Olukemi Akinmeji sued her former employers East Kent Hospitals University NHS Trust for racial discrimination and victimization after she finished working at William Harvey Hospital in Ashford, Kent in 2020.
An employment tribunal heard Ms Akinmeji faced a “toxic” work environment, claiming that her colleagues “conspired” against her.
She started working at the hospital in March 2018. She told the Ashford tribunal about several incidents at work where she claimed she had been assaulted because she was black.
After more than a year of service, Ms. Akinmeji submitted her resignation on December 9, 2019. She has not added any explanation.
The tribunal heard that on January 25, 2020, Ms Akinmeji’s last day, shift coordinator Kathy Carr reportedly told staff, “It’s Kemi’s last day, everyone check your bags.” She reportedly then repeated this in the hallway.
Olukemi Akinmeji sued her former employers East Kent Hospitals University NHS Trust for racial discrimination and victimization after she finished working at William Harvey Hospital in Ashford, Kent
Ms Carr later realized this was ‘not appropriate in front of colleagues’ and claimed it was a ‘joke in bad taste’, the tribunal heard.
She also claimed she was embarrassed because she had just found out that Ms. Akinmeji was leaving and wanted to say something “light-hearted.”
But Ms. Akinmeji said, “I don’t see what’s funny about being portrayed as a thief in front of my colleagues, patients and relatives.”
Ms Carr stated that she believed the ‘trigger’ for the comment was a poster in the dressing room she had put up beforehand in response to thefts.
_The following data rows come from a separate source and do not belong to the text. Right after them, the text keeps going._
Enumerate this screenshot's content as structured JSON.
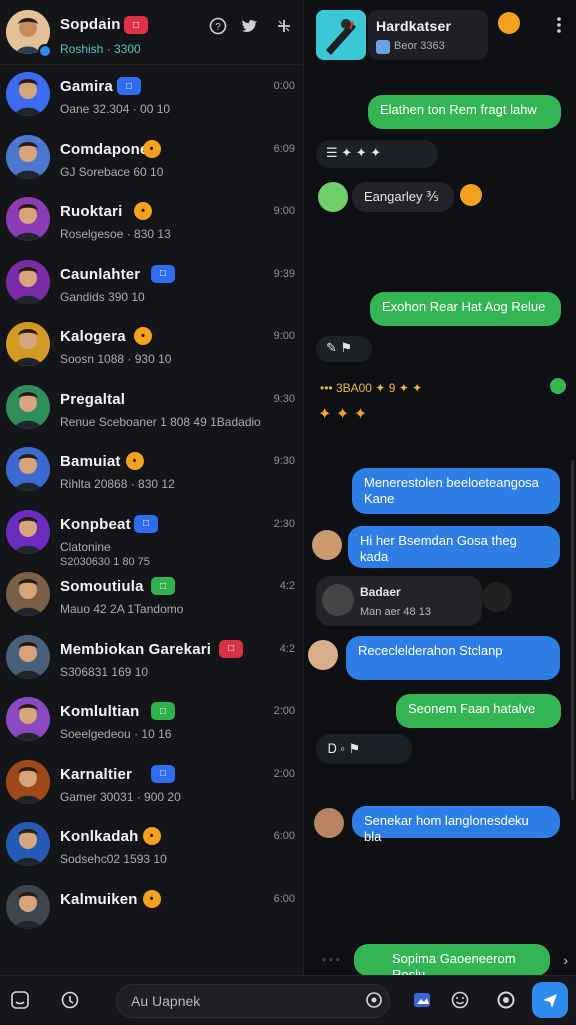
{
  "left_header": {
    "title": "Sopdain",
    "badge_color": "#e0334a",
    "subtitle": "Roshish · 3300",
    "icons": [
      "help-icon",
      "twitter-icon",
      "compose-icon"
    ]
  },
  "chats": [
    {
      "name": "Gamira",
      "sub": "Oane  32.304 · 00 10",
      "time": "0:00",
      "badge": "blue",
      "ring": "#3d6cf0"
    },
    {
      "name": "Comdapone",
      "sub": "GJ Sorebace  60 10",
      "time": "6:09",
      "badge": "emoji",
      "ring": "#4b77d1"
    },
    {
      "name": "Ruoktari",
      "sub": "Roselgesoe · 830 13",
      "time": "9:00",
      "badge": "emoji",
      "ring": "#8b3bb6"
    },
    {
      "name": "Caunlahter",
      "sub": "Gandids  390 10",
      "time": "9:39",
      "badge": "blue",
      "ring": "#7a2ca8"
    },
    {
      "name": "Kalogera",
      "sub": "Soosn  1088 · 930 10",
      "time": "9:00",
      "badge": "emoji",
      "ring": "#d29a23"
    },
    {
      "name": "Pregaltal",
      "sub": "Renue Sceboaner  1 808 49  1Badadio",
      "time": "9:30",
      "badge": "none",
      "ring": "#2f8c5b"
    },
    {
      "name": "Bamuiat",
      "sub": "Rihlta  20868 · 830 12",
      "time": "9:30",
      "badge": "emoji",
      "ring": "#3b6bd1"
    },
    {
      "name": "Konpbeat",
      "sub": "Clatonine",
      "sub2": "S2030630  1 80 75",
      "time": "2:30",
      "badge": "blue",
      "ring": "#6b2cc0"
    },
    {
      "name": "Somoutiula",
      "sub": "Mauo  42  2A  1Tandomo",
      "time": "4:2",
      "badge": "green",
      "ring": "#7b6048"
    },
    {
      "name": "Membiokan Garekari",
      "sub": "S306831  169 10",
      "time": "4:2",
      "badge": "red",
      "ring": "#49607a"
    },
    {
      "name": "Komlultian",
      "sub": "Soeelgedeou · 10 16",
      "time": "2:00",
      "badge": "green",
      "ring": "#8a49c3"
    },
    {
      "name": "Karnaltier",
      "sub": "Gamer  30031 · 900 20",
      "time": "2:00",
      "badge": "blue",
      "ring": "#a04a1c"
    },
    {
      "name": "Konlkadah",
      "sub": "Sodsehc02  1593 10",
      "time": "6:00",
      "badge": "emoji",
      "ring": "#2559b6"
    },
    {
      "name": "Kalmuiken",
      "sub": "",
      "time": "6:00",
      "badge": "emoji",
      "ring": "#3f454d"
    }
  ],
  "right_header": {
    "title": "Hardkatser",
    "subtitle": "Beor 3363",
    "menu_icon": "more-vertical-icon"
  },
  "messages": [
    {
      "id": "m1",
      "type": "out",
      "color": "green",
      "text": "Elathen ton Rem fragt lahw"
    },
    {
      "id": "m2",
      "type": "in-icons",
      "text": "☰ ✦ ✦ ✦"
    },
    {
      "id": "m3",
      "type": "in",
      "color": "dark",
      "text": "Eangarley  ⅗"
    },
    {
      "id": "m4",
      "type": "out",
      "color": "green",
      "text": "Exohon Rear Hat Aog Relue"
    },
    {
      "id": "m5",
      "type": "in-icons",
      "text": "✎ ⚑"
    },
    {
      "id": "m6",
      "type": "sys",
      "text": "•••  3BA00  ✦  9 ✦ ✦"
    },
    {
      "id": "m7",
      "type": "in-icons",
      "text": "✦ ✦ ✦"
    },
    {
      "id": "m8",
      "type": "out",
      "color": "blue",
      "text": "Menerestolen beeloeteangosa Kane"
    },
    {
      "id": "m9",
      "type": "in",
      "color": "blue",
      "text": "Hi her Bsemdan Gosa theg kada"
    },
    {
      "id": "m10",
      "type": "in",
      "color": "dark",
      "text": "Badaer",
      "text2": "Man aer  48  13"
    },
    {
      "id": "m11",
      "type": "in",
      "color": "blue",
      "text": "Receclelderahon Stclanp"
    },
    {
      "id": "m12",
      "type": "out",
      "color": "green",
      "text": "Seonem Faan hatalve"
    },
    {
      "id": "m13",
      "type": "in",
      "color": "dark",
      "text": "Ꭰ  ◦  ⚑"
    },
    {
      "id": "m14",
      "type": "in",
      "color": "blue",
      "text": "Senekar hom langlonesdeku bla"
    },
    {
      "id": "m15",
      "type": "out",
      "color": "green",
      "text": "Sopima Gaoeneerom Roslu"
    }
  ],
  "composer": {
    "placeholder": "Au Uapnek",
    "left_icons": [
      "sticker-icon",
      "attach-icon"
    ],
    "right_icons": [
      "gallery-icon",
      "emoji-icon",
      "record-icon",
      "send-icon"
    ],
    "send_color": "#2d8cf0"
  }
}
She also said she thought Ms Akinmeji wanted to make a “fuss” about her departure and found her “difficult to communicate with”.
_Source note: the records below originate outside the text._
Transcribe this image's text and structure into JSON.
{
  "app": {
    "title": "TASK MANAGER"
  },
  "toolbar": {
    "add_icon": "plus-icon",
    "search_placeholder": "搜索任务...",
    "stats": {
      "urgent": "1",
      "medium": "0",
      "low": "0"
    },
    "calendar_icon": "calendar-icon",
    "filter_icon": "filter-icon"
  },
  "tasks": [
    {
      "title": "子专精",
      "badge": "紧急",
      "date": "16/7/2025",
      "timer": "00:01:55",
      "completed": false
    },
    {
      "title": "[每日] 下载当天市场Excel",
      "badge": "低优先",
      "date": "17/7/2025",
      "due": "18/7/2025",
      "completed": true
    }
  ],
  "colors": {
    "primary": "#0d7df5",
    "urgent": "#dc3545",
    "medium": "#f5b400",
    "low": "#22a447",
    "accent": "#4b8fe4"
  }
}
In an exit statement, Ms. Akinmeji filed a complaint about the incident.
“If the Trust has zero tolerance for racism then it needs to act appropriately,” she said.
“However, my complaint against Kathy Carr is a formal complaint because she has never been a friend nor has she joked with me.
“Yes, I’ve had a few sarcastic remarks from her, but I don’t see what was funny about being portrayed as a thief in front of my colleagues, patients, and relatives.
“Even if I overlook everything else, I don’t intend to overlook embarrassing them (publicly) with a false and unwarranted snide remark. That (Kathy) Carr acts so freely speaks for itself how she deals with ethnic minorities.’
An employment tribunal heard that Ms Akinmeji had to deal with a “toxic” work environment at the hospital
The Trust replied: ‘Kathy has since undergone unconscious bias training – as a result she has rethought her comment and realizes how inappropriate and insensitive it was to make such a comment, especially in front of colleagues, and she’s sorry.
“She has indicated that she will not do this again and is now very aware of management’s expectations regarding her behavior and the consequences.”
However, the tribunal heard that Ms Carr never attended the training.
The panel concluded that Ms. Akinmeji worked in a “toxic and difficult” environment where she and her colleagues were berated and verbally abused.
While it rejected many of her claims of racism, the tribunal did conclude that she had been discriminated against by the remark.
Labor Judge Anna Corrigan said: ‘The evidence shows that (Ms Akinmeji) was a subject of discussion by the group of midwives involved, which had caused a shared negative attitude towards (her) and some animosity that they picked up on in their behavior towards her.
“We see that they ‘bunched’ against (her) in doing so and this suggests that there was bullying of (her) by this group of midwives.”
Regarding Ms Carr’s comment, she added: ‘This was an extremely offensive comment in the context of a black colleague leaving the workplace and the knowledge that there had been actual staff thefts.
“The implication is clear that co-workers should take care of their things as (Ms. Akinmeji) may end up stealing from co-workers on her last day.”